La mejor herramienta para medir el desempeño de los alcaldes en Colombia son los observatorios ‘Cómo vamos’, en el que unen sus esfuerzos la empresa privada, la academia y la sociedad civil. La iniciativa nació en Bogotá hace 20 años y, gracias a su éxito, se replica en otras regiones con el objetivo de evaluar la calidad de vida.

Esta semana se conoció el informe del área metropolitana de Bucaramanga (AMB). Allí se analizaron cifras oficiales y la conclusión es que hubo pocos avances significativos durante los últimos cuatro años. Por el contrario, los nuevos mandatarios que resulten elegidos el 27 de octubre se encontrarán ante enormes desafíos, entre ellos la creciente inseguridad.

Leí el reporte y hay datos que ameritan una reflexión por parte de todos. El principal es que están asesinando a nuestros jóvenes en Bucaramanga y Piedecuesta. La tasa de homicidios de personas con edades entre los 15 y 24 años se incrementó en estos dos municipios entre 2015 y 2018. ¿Qué está ocurriendo? ¿Qué proponen los candidatos para frenar esta alarmante situación?

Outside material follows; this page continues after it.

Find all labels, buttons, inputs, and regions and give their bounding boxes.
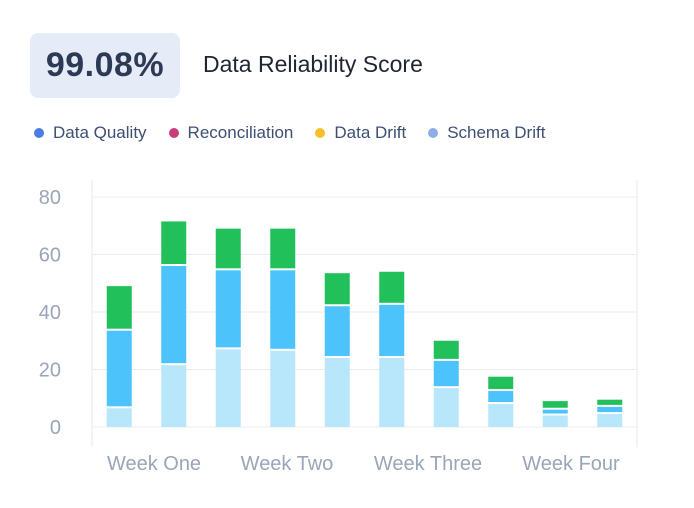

El desempleo tampoco cede en el AMB. Año tras año, la tasa ha venido al alza, con el fuerte impacto que esto tiene en los hogares, en el consumo y en la informalidad. Cada día hay menos trabajo formal. Basta recorrer el Paseo del Comercio para comprobarlo.

Otro asunto que merece una rápida atención está en lo social: el porcentaje de la población bajo la línea de pobreza aumentó entre 2015 y 2018 en el área metropolitana. Una cosa es hacer populismo, prometer y no cumplir, y otra muy distinta es diseñar políticas públicas eficientes que ayuden a los más vulnerables. Ahí está un enorme desafío para los nuevos alcaldes.

En educación hay que prestarle mucho cuidado a la deserción escolar. Excepto Piedecuesta, en los demás municipios del área aumentó el número de personas que abandonan sus estudios en todos los niveles educativos.

También debe revisarse lo que está aconteciendo con la seguridad vial, pues están aumentando las muertes en los accidentes de tránsito.

En cuanto a la movilidad, el desangre de Metrolínea es evidente. La meta era contar con unos 150.000 pasajeros diarias en promedio, pero ese indicador cerró en el 2018 en unos 92.000.

Ojalá estos indicadores susciten un profundo análisis. La mala noticia es que no vamos bien el área metropolitana.

Dato de cierre: Lamentable la muerte de Guillermo Perry, una de las voces más lúcidas y sensatas en el debate público nacional.